The city of roughly 8,000 announced the internet service in April 2018, saying it would be built and maintained by the city through property taxes and offered at no extra monthly fee to users, following a $400 installation fee.
The whole project was estimated to cost between $300,000 and $400,000, and city officials said at the time property taxes wouldn't increase to cover the cost.
Costs skyrocketed
But Burley said the city hit a hurdle when it learned about technical challenges related to bandwidth that made the annual cost of providing free internet service skyrocket.
"It's in the many millions of dollars, and the operating cost would make it our second-biggest utility," said Burley, who was elected in the October 2018 municipal election — months after the service's May launch.
"The previous council made the right decision to approve it" based on the information they had at the time, Burley said, but "those numbers have inflated ... between 700 and 1,000 per cent."
The new city council found out about the major cost hike in May of this year, and tried unsuccessfully to sell Morenet, before coming to the decision to cancel it at a recent council meeting.
"We sat down with the project, with experts, and considered it as though it were a brand new project," Burley said.
We acknowledge that we have some of the worst connection speeds probably in the country down here.- Morden Mayor Brandon Burley
He said the majority of the spike in the expected cost came from a misunderstanding about the capacity of telecommunications infrastructure available in the Morden area.
The plan would require upgrading the city to fibre optic connections — an expensive fix.
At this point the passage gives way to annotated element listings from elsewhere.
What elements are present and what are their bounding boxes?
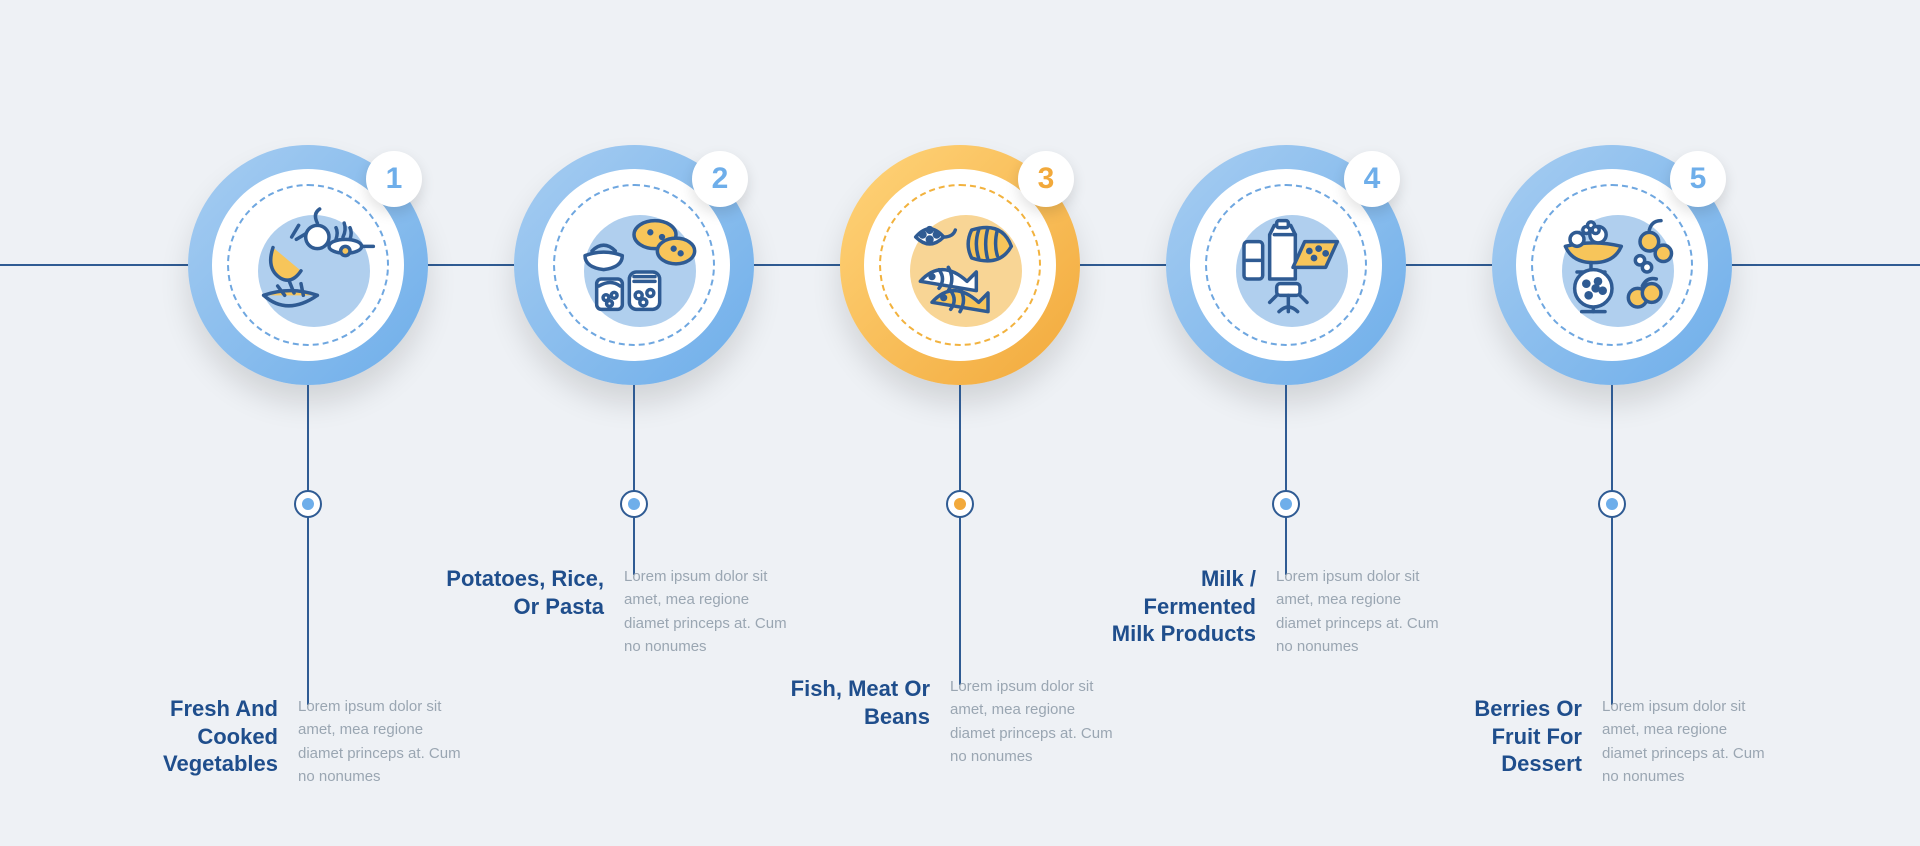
step-body: Lorem ipsum dolor sit amet, mea regione …: [298, 695, 468, 788]
step-body: Lorem ipsum dolor sit amet, mea regione …: [624, 565, 794, 658]
medallion-4: 4: [1166, 145, 1406, 385]
step-number-badge: 1: [366, 151, 422, 207]
step-5: 5Berries Or Fruit For DessertLorem ipsum…: [1452, 145, 1772, 385]
connector-dot-core: [302, 498, 314, 510]
step-title: Potatoes, Rice, Or Pasta: [444, 565, 604, 620]
step-number-badge: 5: [1670, 151, 1726, 207]
step-text: Fresh And Cooked VegetablesLorem ipsum d…: [118, 695, 468, 788]
connector-stem: [307, 385, 309, 705]
medallion-1: 1: [188, 145, 428, 385]
step-number-badge: 2: [692, 151, 748, 207]
step-4: 4Milk / Fermented Milk ProductsLorem ips…: [1126, 145, 1446, 385]
step-body: Lorem ipsum dolor sit amet, mea regione …: [950, 675, 1120, 768]
step-number-badge: 3: [1018, 151, 1074, 207]
connector-dot: [1598, 490, 1626, 518]
connector-dot: [294, 490, 322, 518]
connector-stem: [1611, 385, 1613, 705]
medallion-2: 2: [514, 145, 754, 385]
connector-stem: [959, 385, 961, 685]
connector-stem: [1285, 385, 1287, 575]
step-number: 2: [712, 162, 729, 196]
connector-dot-core: [1280, 498, 1292, 510]
step-text: Berries Or Fruit For DessertLorem ipsum …: [1422, 695, 1772, 788]
connector-dot-core: [1606, 498, 1618, 510]
step-body: Lorem ipsum dolor sit amet, mea regione …: [1602, 695, 1772, 788]
step-text: Fish, Meat Or Beans Lorem ipsum dolor sit…: [770, 675, 1120, 768]
step-title: Fresh And Cooked Vegetables: [118, 695, 278, 778]
step-body: Lorem ipsum dolor sit amet, mea regione …: [1276, 565, 1446, 658]
step-number: 4: [1364, 162, 1381, 196]
step-text: Milk / Fermented Milk ProductsLorem ipsu…: [1096, 565, 1446, 658]
step-title: Berries Or Fruit For Dessert: [1422, 695, 1582, 778]
step-number: 3: [1038, 162, 1055, 196]
step-number: 1: [386, 162, 403, 196]
step-number-badge: 4: [1344, 151, 1400, 207]
step-2: 2Potatoes, Rice, Or PastaLorem ipsum dol…: [474, 145, 794, 385]
medallion-3: 3: [840, 145, 1080, 385]
connector-dot: [1272, 490, 1300, 518]
step-text: Potatoes, Rice, Or Pasta Lorem ipsum dolo…: [444, 565, 794, 658]
connector-dot-core: [954, 498, 966, 510]
step-title: Fish, Meat Or Beans: [770, 675, 930, 730]
connector-dot-core: [628, 498, 640, 510]
step-3: 3Fish, Meat Or BeansLorem ipsum dolor si…: [800, 145, 1120, 385]
infographic-canvas: 1Fresh And Cooked VegetablesLorem ipsum …: [0, 0, 1920, 846]
connector-dot: [946, 490, 974, 518]
connector-stem: [633, 385, 635, 575]
step-title: Milk / Fermented Milk Products: [1096, 565, 1256, 648]
step-number: 5: [1690, 162, 1707, 196]
step-1: 1Fresh And Cooked VegetablesLorem ipsum …: [148, 145, 468, 385]
medallion-5: 5: [1492, 145, 1732, 385]
connector-dot: [620, 490, 648, 518]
Burley said council was concerned that the service would be unable to "resist inflation," and the city wasn't ready to explore other funding models.
By the time the service was cut, it had made it into about 450 homes in the city.
"We had only gotten the service to about one out of every eight households before we had already surpassed the budget quite substantially," Burley said.
"The majority of people in Morden, myself included, never got Morenet but we were paying for it through our taxes."
Although there are still options to access private internet providers, service quality and speed can range in the rural community, depending on location. The city is still trying to figure out how to resolve inequities.
"We acknowledge that we have some of the worst connection speeds probably in the country down here. And it's really difficult to build a community, an economy, in that context," Burley said.
As an alternative, Burley said the city has "aggressively pursued" talks with fibre companies and big internet companies to figure out how to provide high-speed internet to the community. Burley said the city has picked up discussions with Bell MTS and Valley Fiber — a technology firm based out of Winkler — on how to proceed.
Meanwhile, residents who paid the $400 installation fee — expecting to pay no monthly charges after that — won't be able to get a refund for the fee.